When I went to Scotland, I took a tour of the countryside in the highlands and the Trosseux. That tour was extremely impactful because I didn’t have a car and there was no public transport to the countryside so I wouldn’t have been able to see those sights otherwise. Plus, I was unaware of a lot of history about this area so being able to hear about it from somebody who has been living there for years expanded my viewpoint and it didn’t feel like the information I could’ve just googled.
Lesson #3: Ask Around
Before I studied abroad, I asked my friends that had been to London before what they found exciting to do in the area and kept a running tab on my phone. When I heard the same suggestion twice, I put it higher on my priority list.
Additionally, when I would meet people out and about I would ask them what are the must-see places. You’d be surprised to hear some of my favorite places didn’t come up on the initial google search I did on “Best Places to See in London”, it ended up being the least expected that I was most happy I went to. By the near end of my trip, my friends and I relied on locals to recommend the best places to see.
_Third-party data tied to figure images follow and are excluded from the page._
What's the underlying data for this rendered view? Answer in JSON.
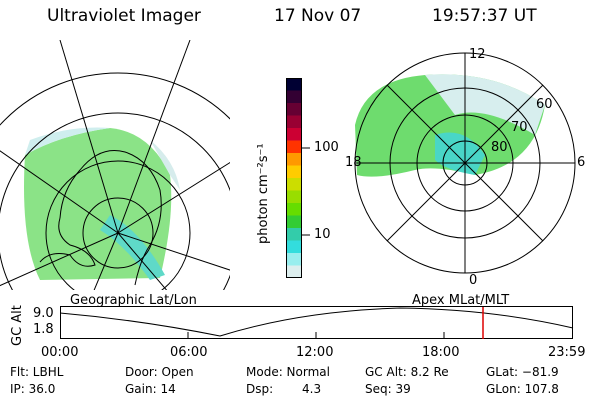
{
  "header": {
    "instrument": "Ultraviolet Imager",
    "date": "17 Nov 07",
    "time": "19:57:37 UT"
  },
  "colorbar": {
    "unit_label": "photon cm⁻²s⁻¹",
    "ticks": [
      "100",
      "10"
    ],
    "colors": [
      "#000033",
      "#330033",
      "#660033",
      "#990033",
      "#cc0033",
      "#ff3300",
      "#ff9900",
      "#ffcc00",
      "#ccdd00",
      "#99dd00",
      "#66dd00",
      "#33cc33",
      "#33ccaa",
      "#33dddd",
      "#99eeee",
      "#ddeeee"
    ]
  },
  "left_map": {
    "label": "Geographic Lat/Lon"
  },
  "right_map": {
    "label": "Apex MLat/MLT",
    "mlt_labels": [
      "12",
      "18",
      "6",
      "0"
    ],
    "mlat_labels": [
      "60",
      "70",
      "80"
    ]
  },
  "timeline": {
    "y_axis_label": "GC Alt",
    "y_ticks": [
      "9.0",
      "1.8"
    ],
    "x_ticks": [
      "00:00",
      "06:00",
      "12:00",
      "18:00",
      "23:59"
    ],
    "current_time_marker_color": "#dd0000"
  },
  "status": {
    "row1": {
      "filter": "Flt: LBHL",
      "door": "Door: Open",
      "mode": "Mode: Normal",
      "gc_alt": "GC Alt: 8.2 Re",
      "glat": "GLat: −81.9"
    },
    "row2": {
      "ip": "IP: 36.0",
      "gain": "Gain: 14",
      "dsp_label": "Dsp:",
      "dsp_value": "4.3",
      "seq": "Seq: 39",
      "glon": "GLon: 107.8"
    }
  }
}
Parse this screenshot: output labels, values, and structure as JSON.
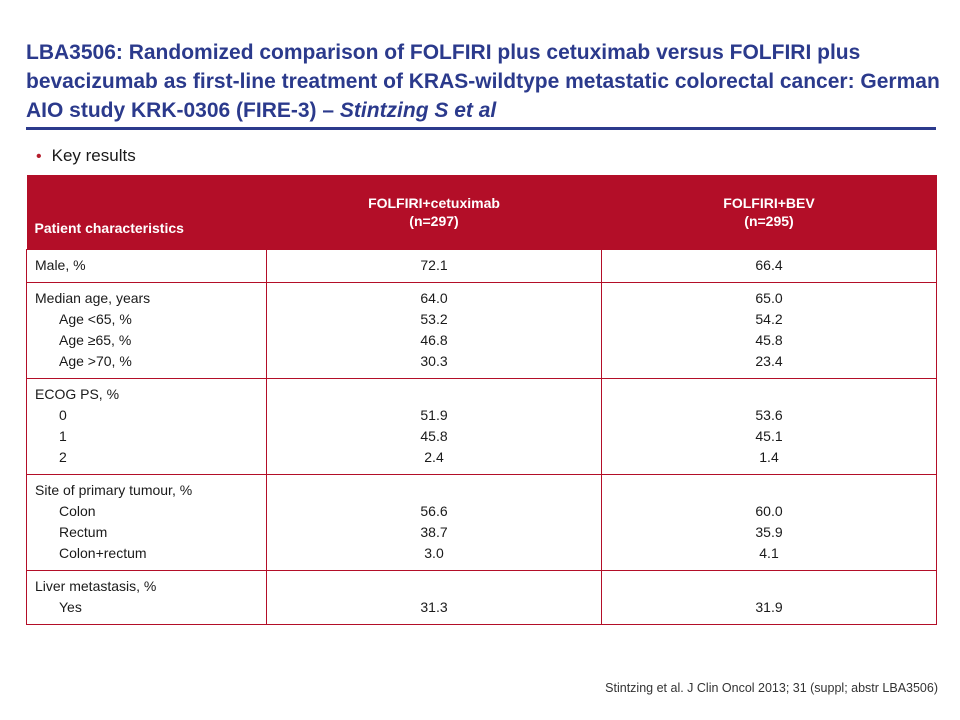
{
  "title": {
    "main": "LBA3506: Randomized comparison of FOLFIRI plus cetuximab versus FOLFIRI plus bevacizumab as first-line treatment of KRAS-wildtype metastatic colorectal cancer: German AIO study KRK-0306 (FIRE-3) – ",
    "authors": "Stintzing S et al"
  },
  "bullet": "Key results",
  "table": {
    "header": {
      "col0": "Patient characteristics",
      "col1_line1": "FOLFIRI+cetuximab",
      "col1_line2": "(n=297)",
      "col2_line1": "FOLFIRI+BEV",
      "col2_line2": "(n=295)"
    },
    "rows": [
      {
        "label": "Male, %",
        "a": "72.1",
        "b": "66.4"
      },
      {
        "label": "Median age, years",
        "a": "64.0",
        "b": "65.0",
        "sub": [
          {
            "label": "Age <65, %",
            "a": "53.2",
            "b": "54.2"
          },
          {
            "label": "Age ≥65, %",
            "a": "46.8",
            "b": "45.8"
          },
          {
            "label": "Age >70, %",
            "a": "30.3",
            "b": "23.4"
          }
        ]
      },
      {
        "label": "ECOG PS, %",
        "sub": [
          {
            "label": "0",
            "a": "51.9",
            "b": "53.6"
          },
          {
            "label": "1",
            "a": "45.8",
            "b": "45.1"
          },
          {
            "label": "2",
            "a": "2.4",
            "b": "1.4"
          }
        ]
      },
      {
        "label": "Site of primary tumour, %",
        "sub": [
          {
            "label": "Colon",
            "a": "56.6",
            "b": "60.0"
          },
          {
            "label": "Rectum",
            "a": "38.7",
            "b": "35.9"
          },
          {
            "label": "Colon+rectum",
            "a": "3.0",
            "b": "4.1"
          }
        ]
      },
      {
        "label": "Liver metastasis, %",
        "sub": [
          {
            "label": "Yes",
            "a": "31.3",
            "b": "31.9"
          }
        ]
      }
    ]
  },
  "citation": "Stintzing et al. J Clin Oncol 2013; 31 (suppl; abstr LBA3506)"
}
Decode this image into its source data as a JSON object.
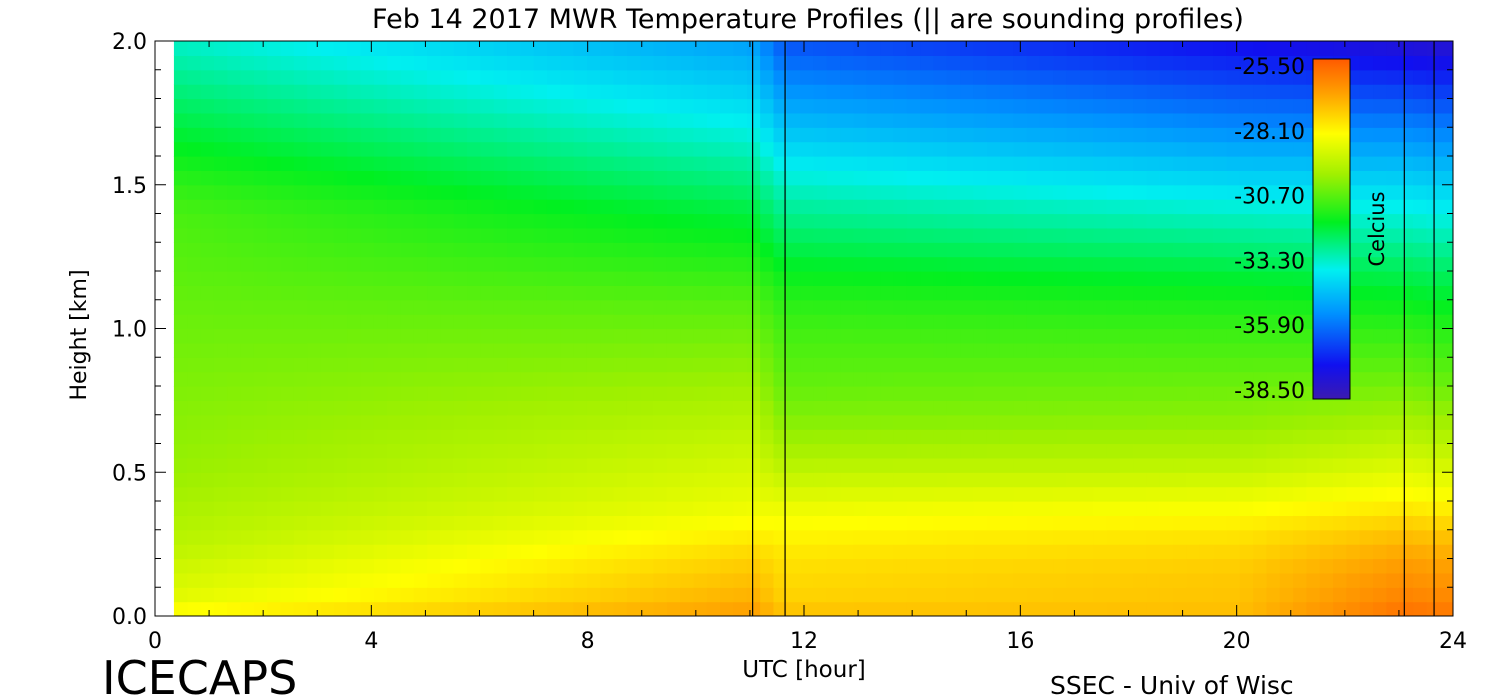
{
  "chart_data": {
    "type": "heatmap",
    "title": "Feb 14 2017 MWR Temperature Profiles (|| are sounding profiles)",
    "xlabel": "UTC [hour]",
    "ylabel": "Height [km]",
    "xlim": [
      0,
      24
    ],
    "ylim": [
      0,
      2
    ],
    "x_ticks": [
      "0",
      "4",
      "8",
      "12",
      "16",
      "20",
      "24"
    ],
    "y_ticks": [
      "0.0",
      "0.5",
      "1.0",
      "1.5",
      "2.0"
    ],
    "data_start_hour": 0.35,
    "sounding_profiles": [
      {
        "start_hour": 11.05,
        "end_hour": 11.65
      },
      {
        "start_hour": 23.1,
        "end_hour": 23.65
      }
    ],
    "colorbar": {
      "label": "Celcius",
      "vmin": -38.5,
      "vmax": -25.5,
      "ticks": [
        "-25.50",
        "-28.10",
        "-30.70",
        "-33.30",
        "-35.90",
        "-38.50"
      ]
    },
    "heights_km": [
      0.0,
      0.02,
      0.05,
      0.1,
      0.15,
      0.2,
      0.25,
      0.3,
      0.35,
      0.4,
      0.5,
      0.6,
      0.7,
      0.8,
      0.9,
      1.0,
      1.1,
      1.2,
      1.3,
      1.4,
      1.5,
      1.6,
      1.7,
      1.8,
      1.9,
      2.0
    ],
    "profile_hours": [
      0.35,
      11.05,
      11.65,
      20.0,
      23.1,
      23.65
    ],
    "profiles_celsius": [
      [
        -31.5,
        -28.4,
        -28.7,
        -29.0,
        -29.1,
        -29.3,
        -29.5,
        -29.6,
        -29.7,
        -29.8,
        -30.0,
        -30.1,
        -30.2,
        -30.3,
        -30.4,
        -30.5,
        -30.6,
        -30.7,
        -30.8,
        -30.9,
        -31.2,
        -31.6,
        -32.0,
        -32.4,
        -32.8,
        -33.2
      ],
      [
        -31.5,
        -26.8,
        -27.0,
        -27.2,
        -27.4,
        -27.6,
        -27.9,
        -28.2,
        -28.5,
        -28.7,
        -29.0,
        -29.3,
        -29.6,
        -29.9,
        -30.2,
        -30.5,
        -30.8,
        -31.2,
        -31.6,
        -32.0,
        -32.5,
        -33.0,
        -33.5,
        -34.0,
        -34.5,
        -35.0
      ],
      [
        -31.5,
        -27.4,
        -27.6,
        -27.7,
        -27.8,
        -27.9,
        -28.1,
        -28.3,
        -28.5,
        -28.8,
        -29.4,
        -29.9,
        -30.3,
        -30.6,
        -30.8,
        -31.0,
        -31.3,
        -31.7,
        -32.2,
        -32.7,
        -33.2,
        -33.8,
        -34.4,
        -35.0,
        -35.6,
        -36.2
      ],
      [
        -31.5,
        -27.3,
        -27.4,
        -27.4,
        -27.5,
        -27.6,
        -27.8,
        -28.0,
        -28.3,
        -28.6,
        -29.3,
        -29.8,
        -30.2,
        -30.5,
        -30.8,
        -31.1,
        -31.5,
        -32.0,
        -32.6,
        -33.2,
        -33.9,
        -34.6,
        -35.3,
        -36.0,
        -36.7,
        -37.3
      ],
      [
        -31.5,
        -26.0,
        -26.2,
        -26.4,
        -26.6,
        -26.8,
        -27.1,
        -27.4,
        -27.8,
        -28.2,
        -28.8,
        -29.4,
        -29.9,
        -30.4,
        -30.8,
        -31.2,
        -31.7,
        -32.2,
        -32.8,
        -33.4,
        -34.0,
        -34.7,
        -35.4,
        -36.2,
        -37.0,
        -37.8
      ],
      [
        -31.5,
        -26.1,
        -26.3,
        -26.5,
        -26.7,
        -26.9,
        -27.2,
        -27.5,
        -27.9,
        -28.3,
        -28.9,
        -29.5,
        -30.0,
        -30.5,
        -30.9,
        -31.3,
        -31.8,
        -32.3,
        -32.9,
        -33.5,
        -34.1,
        -34.8,
        -35.5,
        -36.3,
        -37.1,
        -37.9
      ]
    ]
  },
  "footer": {
    "site": "ICECAPS",
    "credit": "SSEC - Univ of Wisc"
  }
}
Lesson #4: Always Have Multiple Forms of Payment
I have heard of a few places in America going “cashless” to help prevent the spread of COVID-19 but in London, it is a whole different ballpark. I would say an estimated 60% of the businesses I went to did not accept cash as a form of payment. Coming to Europe as a tourist, advice that I got often was to travel light, and be aware of pick-pockets. This in mind, combined with my regret of getting so many pounds in cash before I came just to find out that cash wasn’t accepted virtually anywhere, led me to the temporary conclusion to stop bringing cash with me altogether.
So for about two days, I traveled cashless, until I entered a cash-only market and from then on in my trip, I decided to always have 25 pounds of cash and all my cards with me to prepare for either scenario and avoid any ATM fees. So while it is always a good idea to have a little on hand in case of an emergency, it is far more important to have an international credit card that doesn’t charge you and to keep Apple Pay set up in case you ever misplace your wallet or bag. For more helpful money tips while you’re abroad, check out “3 Tips to Pay For Your Study Abroad”.
Lesson #5: Utilize the Tube
Before studying in London, I didn’t have much experience using a subway station. On my few trips to New York, I was overwhelmed by it all and mostly walked or took an Uber. The Tube, London’s underground rail network, is incredibly user-friendly and has a lot of different pass options depending on the amount that it gets used.
After a few days of taking a taxi, I decided to try my luck with the Tube and discovered that it was far more user-friendly than I was warned about. I found that it was most worth getting the 7 Day Travel Pass on the Oyster Card, for Zones 1 and 2. As a tourist, this covered almost all of the sights that I was visiting and was much more affordable than a taxi.
I hope you found these lessons helpful and can avoid making some of the mistakes that I made during my trip. But if somebody asked me what my most important lesson was from going abroad it would be to take the leap!
Going abroad was the most impactful trip of my life and I was able to discover so much about a new place, meet so many amazing people, and it motivated me to travel more in the future. There is so much to learn from traveling to a new place, so if you get the opportunity to go, don’t pass it up.